Some everyday beheadings. Two Ns spare, two Ns flat, and three Ns special. All entries from NOAD.

spare.

adj. spare: 1 additional to what is required for ordinary use: few people had spare cash for inessentials. …

noun spare: 1 [a] [AZ: a spare item] an item kept in case another item of the same type is lost, broken, or worn out: with three to choose from, your child will never be without a spare. [b] a spare tire: make sure there are no problems with any of the tires, including the spare.

flat.

adj. flat: 1 [g] (of shoes) without heels or with very low heels. … 3 [a] (of a sparkling drink) having lost its effervescence: flat champagne. [b] of something kept inflated, especially a tire) having lost some or all of its air, typically because of a puncture: you’ve got a flat tire.

noun flat: 1 [d] [AZ: a flat shoe] a shoe with a very low heel or no heel: she wore a white strapless dress and a pair of electric blue flats. … 3 informal, mainly North American a flat tire: I’ve got a flat — there were nails under the wheel.

special.

adj. special: 1 [d] designed or organized for a particular person, purpose, or occasion: we will return by special coaches.

noun special: [a] [AZ: a special event / broadcast] a thing, such as an event, product, or broadcast, that is designed or organized for a particular occasion or purpose: television’s election night specials. [b] [AZ: a special dish] a dish not on the regular menu at a restaurant but served on a particular day. [c] [AZ: a special offer] informal a product or service offered at a temporarily reduced price: Mrs.
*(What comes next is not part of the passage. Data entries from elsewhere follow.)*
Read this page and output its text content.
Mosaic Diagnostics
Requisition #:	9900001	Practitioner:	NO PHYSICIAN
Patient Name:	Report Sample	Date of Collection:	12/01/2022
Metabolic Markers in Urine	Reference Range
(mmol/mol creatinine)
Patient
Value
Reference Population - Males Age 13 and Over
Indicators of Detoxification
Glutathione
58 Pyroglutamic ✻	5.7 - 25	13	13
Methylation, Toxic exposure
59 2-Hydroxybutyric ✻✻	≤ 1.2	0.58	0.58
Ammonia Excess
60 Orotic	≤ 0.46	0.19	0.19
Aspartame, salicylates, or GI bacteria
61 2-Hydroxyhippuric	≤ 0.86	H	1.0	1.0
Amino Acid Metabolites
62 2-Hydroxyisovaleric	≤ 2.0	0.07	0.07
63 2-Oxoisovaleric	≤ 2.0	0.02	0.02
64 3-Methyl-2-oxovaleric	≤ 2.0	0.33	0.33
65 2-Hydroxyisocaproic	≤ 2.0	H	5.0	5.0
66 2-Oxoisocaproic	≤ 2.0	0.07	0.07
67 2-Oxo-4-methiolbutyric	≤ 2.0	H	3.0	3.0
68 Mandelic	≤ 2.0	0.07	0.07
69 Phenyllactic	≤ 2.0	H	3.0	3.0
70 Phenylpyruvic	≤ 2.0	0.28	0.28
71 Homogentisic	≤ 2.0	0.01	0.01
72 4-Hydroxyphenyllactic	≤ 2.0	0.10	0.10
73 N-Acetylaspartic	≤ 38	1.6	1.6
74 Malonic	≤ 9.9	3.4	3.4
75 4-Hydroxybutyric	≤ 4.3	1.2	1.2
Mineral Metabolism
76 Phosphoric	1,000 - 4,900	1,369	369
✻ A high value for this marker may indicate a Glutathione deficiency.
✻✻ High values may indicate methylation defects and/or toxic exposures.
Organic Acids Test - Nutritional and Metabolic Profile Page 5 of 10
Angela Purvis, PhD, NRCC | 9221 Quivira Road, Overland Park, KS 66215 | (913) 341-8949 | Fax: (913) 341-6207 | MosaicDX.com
Hill was a careful shopper, choosing house brands and in-store specials.

Novel beheadings, exquisitely context-bound. Suppose a restaurant offers one hot lunch special each day — a stew or a pasta dish — and one cold lunch special — some sort of salad. When you go there for lunch, you can then ask your server what the hot is for the day and what the cold is, and you can expect them to understand that without explanation.

As it turns out, I have a real-life variant of this story to tell you. My Princeton eating club offered one hot cereal for breakfast each day (plus a standing assortment of cold cereals): one day oatmeal, one day Wheatena, one day Cream of Wheat (maybe there were more, but I remember these three). When you arrived for breakfast, the waiter would announce the day’s selection, for example:

Wheatena’s the hot.

Most of us had never heard this use of hot before we joined the club, and it’s not in dictionaries, but in this highly constrained context, we got it right away.
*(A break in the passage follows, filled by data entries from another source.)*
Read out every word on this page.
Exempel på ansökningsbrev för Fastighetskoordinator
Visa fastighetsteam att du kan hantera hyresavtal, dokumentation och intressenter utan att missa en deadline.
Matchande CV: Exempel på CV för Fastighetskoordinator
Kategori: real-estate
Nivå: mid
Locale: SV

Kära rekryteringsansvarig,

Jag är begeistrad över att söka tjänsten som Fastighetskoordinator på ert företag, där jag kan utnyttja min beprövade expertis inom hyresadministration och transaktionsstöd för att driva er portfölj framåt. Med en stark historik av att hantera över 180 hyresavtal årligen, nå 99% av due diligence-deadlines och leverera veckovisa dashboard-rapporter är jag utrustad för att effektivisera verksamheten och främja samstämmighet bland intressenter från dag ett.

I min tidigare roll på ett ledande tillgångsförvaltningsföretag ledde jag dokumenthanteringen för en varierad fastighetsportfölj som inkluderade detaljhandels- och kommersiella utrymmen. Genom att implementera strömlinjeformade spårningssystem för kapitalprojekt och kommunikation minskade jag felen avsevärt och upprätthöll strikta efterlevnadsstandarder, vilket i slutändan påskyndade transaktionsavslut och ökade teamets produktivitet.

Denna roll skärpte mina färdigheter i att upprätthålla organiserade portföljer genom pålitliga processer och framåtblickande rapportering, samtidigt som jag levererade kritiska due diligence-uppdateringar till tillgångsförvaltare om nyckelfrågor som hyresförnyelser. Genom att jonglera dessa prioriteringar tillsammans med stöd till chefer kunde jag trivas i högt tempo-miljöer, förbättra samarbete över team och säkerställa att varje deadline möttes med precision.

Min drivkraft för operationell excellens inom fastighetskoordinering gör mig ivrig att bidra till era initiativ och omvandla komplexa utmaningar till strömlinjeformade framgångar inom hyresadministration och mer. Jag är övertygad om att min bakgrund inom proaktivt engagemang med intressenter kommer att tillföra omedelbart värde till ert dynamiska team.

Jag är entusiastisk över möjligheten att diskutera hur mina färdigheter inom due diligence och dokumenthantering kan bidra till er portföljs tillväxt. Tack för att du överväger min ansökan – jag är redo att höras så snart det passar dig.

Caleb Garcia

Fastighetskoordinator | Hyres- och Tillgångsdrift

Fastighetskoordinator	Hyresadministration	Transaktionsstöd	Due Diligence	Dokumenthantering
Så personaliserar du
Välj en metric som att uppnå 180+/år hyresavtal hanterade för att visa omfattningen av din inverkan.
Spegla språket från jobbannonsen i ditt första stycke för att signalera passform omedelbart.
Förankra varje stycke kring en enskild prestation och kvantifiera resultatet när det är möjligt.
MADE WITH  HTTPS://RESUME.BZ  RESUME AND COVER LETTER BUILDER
Once you’ve seen these stories, you could concoct tales that would provide backing for no end of novel beheadings. Some beheadings turned out to be useful in specific sociocultural settings, so got conventionalized. Others wait in the wings; maybe their time will come.

Joe Biden’s three squares. On the whitehouse.gov site on 1/19/22, from “Remarks by President Biden in Press Conference”:

Now, should everybody in America know [about Biden’s COVID vaccine program]?  No, they don’t necessarily know that; they’re just trying to figure how to put three squares on the table and stay safe.

A few commenters (from media sources, as I recall) took it — or, possibly, the idiom square meal itself — to be outdated, hence a sign of Biden’s being old and out of touch. It pissed me off that the media were doing Helmet Grabpussy’s campaigning for him by harping on the theme of Biden’s being too old and infirm and incompetent to serve another term. I was ready to bash back at these commenters, but when I went to get the offending quotations, they had all been removed from the net.

But then I did some searching on the idiom square meal ‘a full or complete meal’ (Merriam Webster online), which is very widely used (though it’s possible that it’s no longer current in speakers under 30). And three squares a day gets lots of hits too — so it was no surprise that NOAD turned out to have an entry for beheaded square (<- square meal):

noun square: … 6 North American informal a square meal: three squares a day

Hah! Biden’s very usage.

Nothing to see here, folks. Move on.